Pioneering Chemistry Professor Donald F. Hunt Honored by Journal

Jan. 17, 2007 -- In honor of a 40-year career as a pioneer in the field of mass spectrometry that saw him publish more than 300 articles and send more than 100 former graduate and postdoctoral students to leading positions in the field of mass spectrometry, the International Journal of Mass Spectrometry has devoted an entire issue to Donald F. Hunt, University Professor of Chemistry at the University of Virginia.

The January 2007 edition of the journal is filled with papers on the findings of scientists, many whom are able to do what they do as a result of the innovative work that Hunt did before them. Included in the issue is a lengthy profile of Hunt and the far-reaching effects of his career.

Hunt is widely recognized for outstanding contributions to the field of mass spectrometry, especially in the micro sequencing of proteins and electron-capture negative-ion mass spectrometry. Mass spectrometry is a powerful analytical technique that is used to identify unknown compounds, to quantify known materials, and to elucidate the structure and chemical properties of molecules. Mass spectrometry has led to advances in all fields of science, especially immunology, cell signaling, drug development, epigenetics and cancer.   

“Don Hunt has had a huge impact on the field of proteomics and mass spectrometry and our growing understanding of protein structure and sequencing,” said Ian Harrison, professor of chemistry and chair of the Department of Chemistry. “And his contribution to our department, through his research programs and his impact on students is highly significant.”

Hunt came to U.Va. in 1968 and became a pioneer in developing techniques for using mass spectrometry to study organic molecules of biological interest.

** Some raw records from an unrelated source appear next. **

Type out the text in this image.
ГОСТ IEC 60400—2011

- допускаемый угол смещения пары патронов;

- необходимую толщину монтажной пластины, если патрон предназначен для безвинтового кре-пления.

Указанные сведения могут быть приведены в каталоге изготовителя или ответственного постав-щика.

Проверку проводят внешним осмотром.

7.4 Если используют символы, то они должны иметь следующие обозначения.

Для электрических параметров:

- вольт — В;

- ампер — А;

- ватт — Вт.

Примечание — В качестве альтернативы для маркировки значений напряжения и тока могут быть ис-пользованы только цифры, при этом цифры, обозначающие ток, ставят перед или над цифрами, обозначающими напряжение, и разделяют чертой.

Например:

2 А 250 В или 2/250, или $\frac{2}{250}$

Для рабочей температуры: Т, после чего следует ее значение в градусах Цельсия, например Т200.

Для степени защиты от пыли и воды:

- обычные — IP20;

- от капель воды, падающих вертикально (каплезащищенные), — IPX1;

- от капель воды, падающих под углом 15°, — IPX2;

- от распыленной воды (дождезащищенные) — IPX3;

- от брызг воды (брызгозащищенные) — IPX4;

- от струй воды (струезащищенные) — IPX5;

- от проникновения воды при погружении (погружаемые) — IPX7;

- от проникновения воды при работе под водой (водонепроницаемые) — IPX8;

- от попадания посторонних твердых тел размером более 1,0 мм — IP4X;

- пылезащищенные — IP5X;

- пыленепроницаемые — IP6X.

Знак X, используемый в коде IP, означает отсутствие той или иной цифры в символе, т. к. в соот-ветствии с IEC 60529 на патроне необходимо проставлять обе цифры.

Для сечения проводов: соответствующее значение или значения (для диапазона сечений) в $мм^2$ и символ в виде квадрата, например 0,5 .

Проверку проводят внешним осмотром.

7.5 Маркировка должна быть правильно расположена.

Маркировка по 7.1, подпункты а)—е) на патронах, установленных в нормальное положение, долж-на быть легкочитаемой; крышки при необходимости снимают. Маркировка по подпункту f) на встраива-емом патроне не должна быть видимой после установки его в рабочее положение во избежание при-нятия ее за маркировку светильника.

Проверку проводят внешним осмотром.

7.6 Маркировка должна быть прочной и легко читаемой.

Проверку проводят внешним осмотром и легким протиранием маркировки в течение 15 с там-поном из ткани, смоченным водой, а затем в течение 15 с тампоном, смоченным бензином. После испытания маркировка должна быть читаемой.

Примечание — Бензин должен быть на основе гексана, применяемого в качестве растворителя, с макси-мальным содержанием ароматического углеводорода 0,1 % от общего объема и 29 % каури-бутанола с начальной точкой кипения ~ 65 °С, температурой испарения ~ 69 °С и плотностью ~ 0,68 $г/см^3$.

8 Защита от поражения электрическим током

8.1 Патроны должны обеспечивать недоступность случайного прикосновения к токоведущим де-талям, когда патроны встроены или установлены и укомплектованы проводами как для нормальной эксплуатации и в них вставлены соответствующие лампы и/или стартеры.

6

Mass spectrometry had its roots in physical chemistry, but Hunt and a few other pioneers showed that these tools could also be applied to living matter, and ultimately for biomedical uses.

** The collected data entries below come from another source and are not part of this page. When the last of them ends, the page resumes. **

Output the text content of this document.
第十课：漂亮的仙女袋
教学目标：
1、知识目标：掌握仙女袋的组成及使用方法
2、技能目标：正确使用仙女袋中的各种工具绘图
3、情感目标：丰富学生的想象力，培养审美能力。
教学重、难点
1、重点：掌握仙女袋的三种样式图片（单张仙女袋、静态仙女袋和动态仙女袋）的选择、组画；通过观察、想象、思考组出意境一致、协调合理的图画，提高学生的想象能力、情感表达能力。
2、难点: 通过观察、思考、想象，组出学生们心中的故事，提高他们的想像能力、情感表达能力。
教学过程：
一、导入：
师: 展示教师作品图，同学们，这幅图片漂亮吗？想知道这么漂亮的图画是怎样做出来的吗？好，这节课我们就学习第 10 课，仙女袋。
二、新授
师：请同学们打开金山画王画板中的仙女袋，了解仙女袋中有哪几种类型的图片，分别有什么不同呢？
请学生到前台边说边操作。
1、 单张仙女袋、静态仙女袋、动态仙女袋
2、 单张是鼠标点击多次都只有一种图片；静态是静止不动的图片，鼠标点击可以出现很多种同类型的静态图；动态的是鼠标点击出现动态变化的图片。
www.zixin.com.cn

“We wanted to honor Don’s 40-year career in mass spectrometry and the fact that he is now 65, though by no means slowing down,” said Jeff Shabanowitz, principal scientist in chemistry at U.Va. and one of the three journal editors – all Hunt protégés – who convinced the publisher to devote a full issue to Hunt’s career and the findings of a great many other scientists affected by Hunt’s innovations. The other U.Va. alumni who studied under Hunt and served as editors of the special issue are John R. Yates III of Scripps Institute and George C. Stafford, head of research and development at Thermo Electron Corporation in San Jose, Calif.

“We felt it was a good time and opportunity to show appreciation for Don’s vision, his broad impact and his ability to solve complex problems and to keep moving the field forward,” Shabanowitz said.